Nach unzähligen Pinkelpausen, noch mehr Polizeikontrollen (offizielle Touristenbusse dürfen wohl ausschließlich Touristen befördern) erreichten wir schließlich Pokhara. Dass hier die Hauptaison noch bevorzustehen schien, bemerkten wir direkt nach Verlassen unserer Sitzplätze. So fühlen sich also Prominente, wenn Sie von Paparazzi umgarnt werden. Mindestens ein ganzes Dutzend an Hotelbesitzern und Taxifahrern versuchten uns etwas aufzudrängen – die Schattenseite des Touristen-Daseins in solch einem armen Land. Unbeeindruckt ließen wir uns von einem „hotel with a very big garden“ überzeugen und staunten nicht schlecht über die sauberen Bettbezüge sowie den tatsächlich einladenden Garten vor dem Balkon.

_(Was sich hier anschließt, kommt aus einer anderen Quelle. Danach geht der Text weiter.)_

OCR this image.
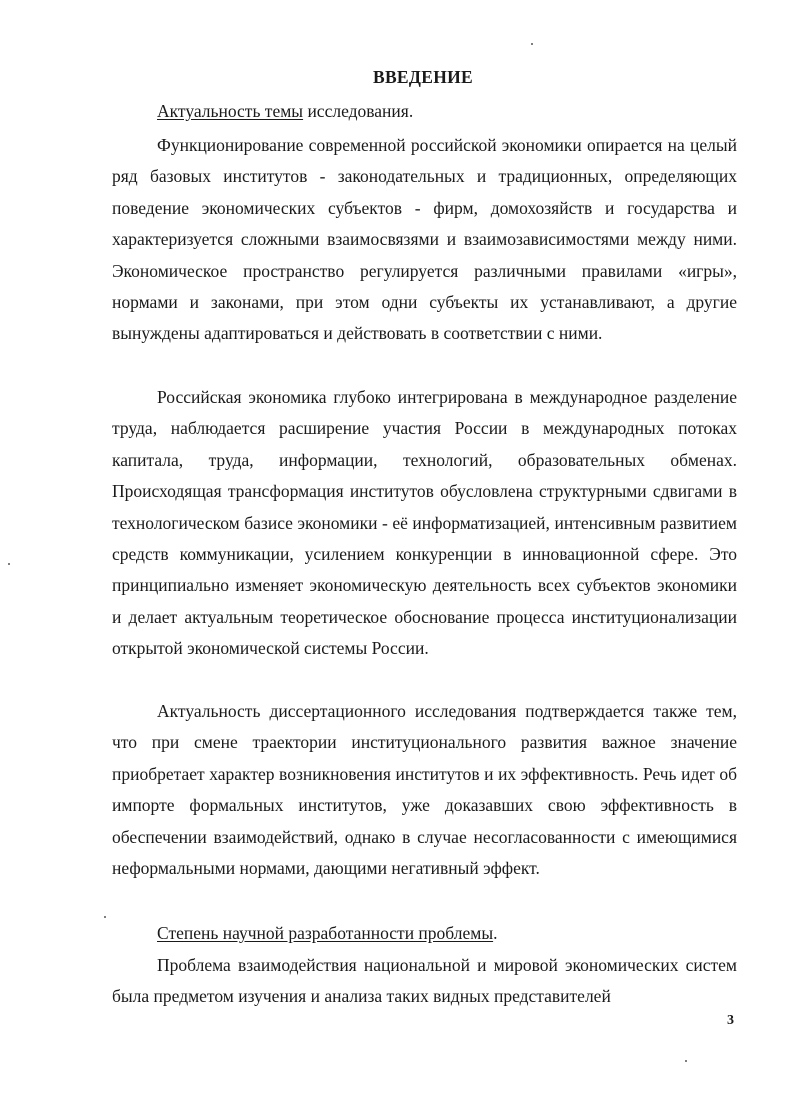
ВВЕДЕНИЕ
Актуальность темы исследования.

Функционирование современной российской экономики опирается на целый ряд базовых институтов - законодательных и традиционных, определяющих поведение экономических субъектов - фирм, домохозяйств и государства и характеризуется сложными взаимосвязями и взаимозависимостями между ними. Экономическое пространство регулируется различными правилами «игры», нормами и законами, при этом одни субъекты их устанавливают, а другие вынуждены адаптироваться и действовать в соответствии с ними.

Российская экономика глубоко интегрирована в международное разделение труда, наблюдается расширение участия России в международных потоках капитала, труда, информации, технологий, образовательных обменах. Происходящая трансформация институтов обусловлена структурными сдвигами в технологическом базисе экономики - её информатизацией, интенсивным развитием средств коммуникации, усилением конкуренции в инновационной сфере. Это принципиально изменяет экономическую деятельность всех субъектов экономики и делает актуальным теоретическое обоснование процесса институционализации открытой экономической системы России.

Актуальность диссертационного исследования подтверждается также тем, что при смене траектории институционального развития важное значение приобретает характер возникновения институтов и их эффективность. Речь идет об импорте формальных институтов, уже доказавших свою эффективность в обеспечении взаимодействий, однако в случае несогласованности с имеющимися неформальными нормами, дающими негативный эффект.

Степень научной разработанности проблемы.

Проблема взаимодействия национальной и мировой экономических систем была предметом изучения и анализа таких видных представителей

3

Pokhara ist im Vergleich zu Kathmandu ein fast schon dörflich anmutendes Städtchen und präsentiert sich mit weitaus gechillterem Flair. Nicht nur der von den Bewohnern als Heiligtum verehrte Phewa-See entschädigte für die bisherigen Strapazen, auch die Mentalität der Menschen generell.
Um uns auf die noch folgende Tour durch die Annapurna-Region vorzubereiten, erklommen wir die Weltfriedensstupa, die hoch oberhalb des Sees einen herrlichen Blick über Pokhara verspricht. Gutes Wetter vorausgesetzt, kann man von hier aus bereits die 8.000er Gipfel des Himalaya erblicken. Eine von uns geplante und laut Reiseführer auch mögliche Umrundung des Phewa-Sees blieb uns leider verwehrt, da wir schlichtweg den Weg nicht finden konnten. Na das kann ja noch was werden. Hoffentlich kein schlechtes Omen!?
Tag 6 bis 13 – von Pokhara zum Annapurna Basecamp und zurück:
Ein winzig kleines Taxi brachte uns und ein holländisches Pärchen samt Gepäck zum Einstieg unserer Annapurna-Sanctuary. Nicht wie ursprünglich geplant nach Pedi, sondern zum viel weiter entfernten Örtchen Gorapani. Von dort aus stapften wir in der Folge acht mühsame Tage lang in Richtung Annapurna Base Camp – über den unter Touristen beliebten „Poon Hill“, die „Höllentreppen“ von Chomrong bis hinauf zum Fuße der gewaltigen 8.000er Gipfel, wo gerade die Kletterlegende Ueli Steck die Zelte für seinen eher ungeplanten Alleingang über die Südflanke hinauf zur Annapurna I errichtet hatte.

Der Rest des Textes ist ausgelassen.